In 1982, the U.S. National Enquirer published a story about a black Haitian man named Narcisse who had been turned into a "reanimated corpse". In 1962, Narcisse was allegedly victimized by his brother's collusion with a shaman over a property dispute. He first fell ill inexplicably, then felt cold all over his body, heard the doctor announce that he was dead in a daze, felt that he had been buried in a grave, and then was taken to a farm with his hands tied to work with more than 100 other people who shared the same fate. Finally, one day, the foreman forgot to give him his medication, and he regained his senses and escaped. It wasn't until 1980, when he learned that his brother had died, that he returned to his hometown with mixed feelings. Later, the relevant experts at the Psychiatric Center in Port-au-Prince, Haiti, conducted a thorough examination of Narcisse, and the final medical report was, "He has indeed been subjected to a reanimation technique."

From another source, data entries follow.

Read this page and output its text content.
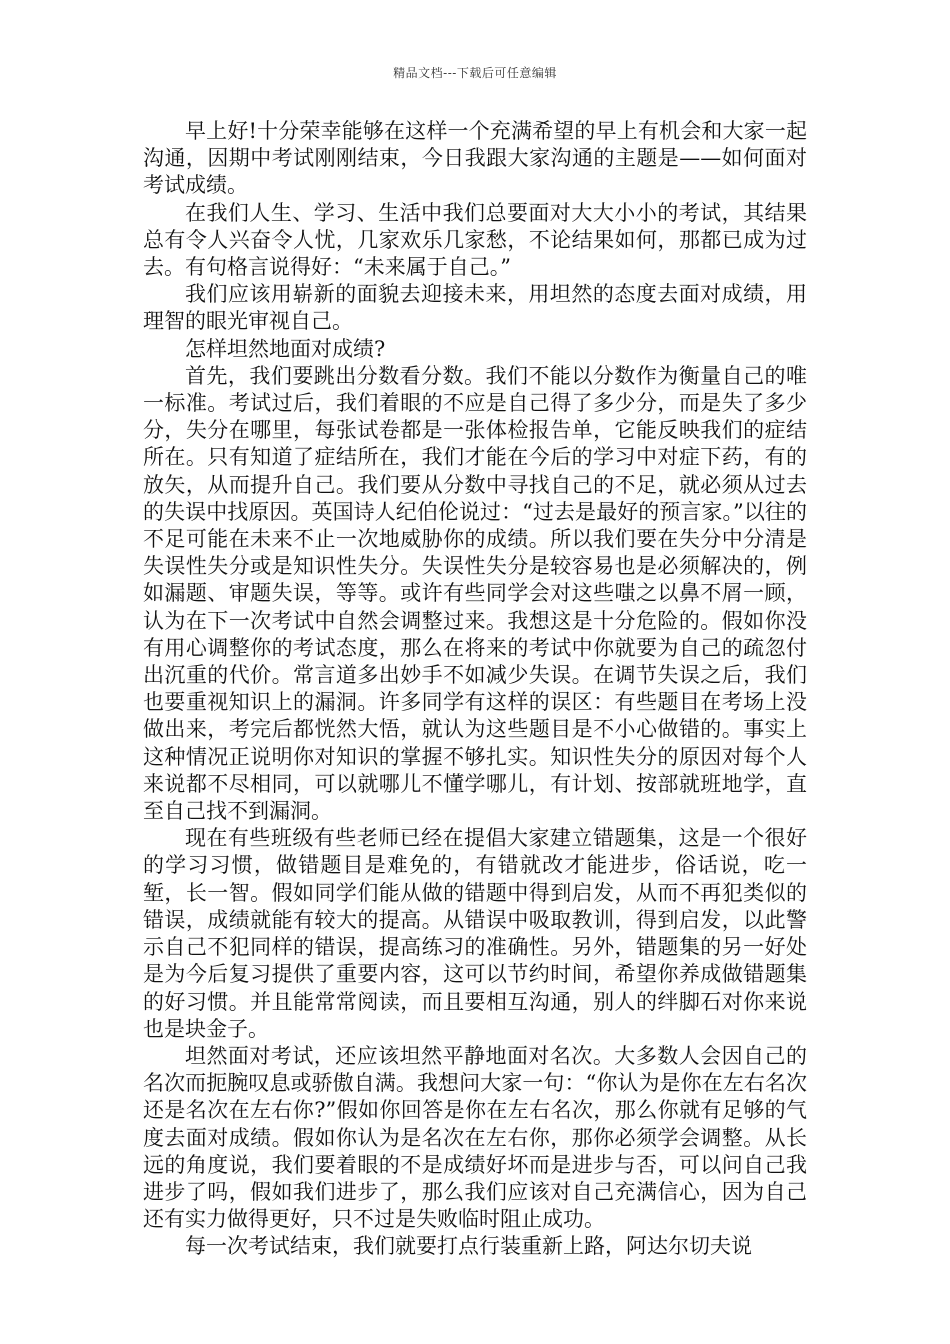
精品文档---下载后可任意编辑

早上好!十分荣幸能够在这样一个充满希望的早上有机会和大家一起沟通，因期中考试刚刚结束，今日我跟大家沟通的主题是——如何面对考试成绩。

在我们人生、学习、生活中我们总要面对大大小小的考试，其结果总有令人兴奋令人忧，几家欢乐几家愁，不论结果如何，那都已成为过去。有句格言说得好：“未来属于自己。”

我们应该用崭新的面貌去迎接未来，用坦然的态度去面对成绩，用理智的眼光审视自己。

怎样坦然地面对成绩?

首先，我们要跳出分数看分数。我们不能以分数作为衡量自己的唯一标准。考试过后，我们着眼的不应是自己得了多少分，而是失了多少分，失分在哪里，每张试卷都是一张体检报告单，它能反映我们的症结所在。只有知道了症结所在，我们才能在今后的学习中对症下药，有的放矢，从而提升自己。我们要从分数中寻找自己的不足，就必须从过去的失误中找原因。英国诗人纪伯伦说过：“过去是最好的预言家。”以往的不足可能在未来不止一次地威胁你的成绩。所以我们要在失分中分清是失误性失分或是知识性失分。失误性失分是较容易也是必须解决的，例如漏题、审题失误，等等。或许有些同学会对这些嗤之以鼻不屑一顾，认为在下一次考试中自然会调整过来。我想这是十分危险的。假如你没有用心调整你的考试态度，那么在将来的考试中你就要为自己的疏忽付出沉重的代价。常言道多出妙手不如减少失误。在调节失误之后，我们也要重视知识上的漏洞。许多同学有这样的误区：有些题目在考场上没做出来，考完后都恍然大悟，就认为这些题目是不小心做错的。事实上这种情况正说明你对知识的掌握不够扎实。知识性失分的原因对每个人来说都不尽相同，可以就哪儿不懂学哪儿，有计划、按部就班地学，直至自己找不到漏洞。

现在有些班级有些老师已经在提倡大家建立错题集，这是一个很好的学习习惯，做错题目是难免的，有错就改才能进步，俗话说，吃一堑，长一智。假如同学们能从做的错题中得到启发，从而不再犯类似的错误，成绩就能有较大的提高。从错误中吸取教训，得到启发，以此警示自己不犯同样的错误，提高练习的准确性。另外，错题集的另一好处是为今后复习提供了重要内容，这可以节约时间，希望你养成做错题集的好习惯。并且能常常阅读，而且要相互沟通，别人的绊脚石对你来说也是块金子。

坦然面对考试，还应该坦然平静地面对名次。大多数人会因自己的名次而扼腕叹息或骄傲自满。我想问大家一句：“你认为是你在左右名次还是名次在左右你?”假如你回答是你在左右名次，那么你就有足够的气度去面对成绩。假如你认为是名次在左右你，那你必须学会调整。从长远的角度说，我们要着眼的不是成绩好坏而是进步与否，可以问自己我进步了吗，假如我们进步了，那么我们应该对自己充满信心，因为自己还有实力做得更好，只不过是失败临时阻止成功。

每一次考试结束，我们就要打点行装重新上路，阿达尔切夫说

So how do evil sorcerers cast spells that kill their victims and turn them into reanimated corpses so they can continue to control them in their work?
Some people believe that the victims were informed of their own brain curse, because the spirit suffered devastating destruction and fell into a state of seemingly dead, and then controlled by the sorcerers to become "walking corpses". But voodoo how to implement the control, how to make the victim back to the soul, people still do not understand.
In 2001, U.S. federal officials intercepted a suspicious package sent from Japan to a private home in the U.S. that contained several glass bottles of white crystal powder. At first, federal officials were so excited that they thought they had seized a shipment of heroin. However, initial identification at the scene indicated that it was not drugs. To err on the side of caution, federal officials sent the samples to the Lawrence Livermore National Laboratory in California, where experts were asked to identify the samples. The results were shocking; the powder turned out to be one of the world's deadliest poisons --
Tetrodotoxin, which goes by the acronym TTX, and one gram of tetrodotoxin is 10,000 times more toxic than one gram of cyanide.
In fact, long ago East Asians were well aware of the toxicity of tetrodotoxin, as people who ventured to taste the delicious flavor of river veins often died of poisoning. The toxin is a cause for alarm ---
Once accidentally ingested, after 25 minutes, the victim suffers nerve paralysis and usually dies within a few hours due to asphyxiation or heart failure, for which there is no cure at present. Strangely enough, the brain of the victim remains fully conscious throughout the process. But if they survive the 24-hour period, they return to normal quickly and without complications.
In 1982, the United States, Harvard University botanist Wade Davis and the Department of Physiology experts, this long-term research, but also spend money to buy the local sorcerer's "soul-returning powder", through its pharmacological analysis of the Haitian sorcerer, most of the use of tetrodotoxin or toad toxin to make the so-called "soul-returning powder", the pharmacological analysis of the Haitian sorcerer. After analyzing their pharmacology, it is believed that most Haitian shamans use tetrodotoxin or toadstool toxin to make so-called "soul-returning powders", which are capable of affecting the dysfunction of the heart or the nervous system. Victims who accidentally ingest or come into contact with these powders appear to be in a state of pseudo-death and are assumed to be dead and buried in their graves. Then the sorcerer digs them out of their graves and gives them some antidotes and anesthetics to wake them up, and the victims become reanimated corpses at the mercy of others.
But how voodoo revives victims and continues to control them remains unknown to outsiders, including medical doctors and psychologists.
The mystery of voodoo remains to be explored.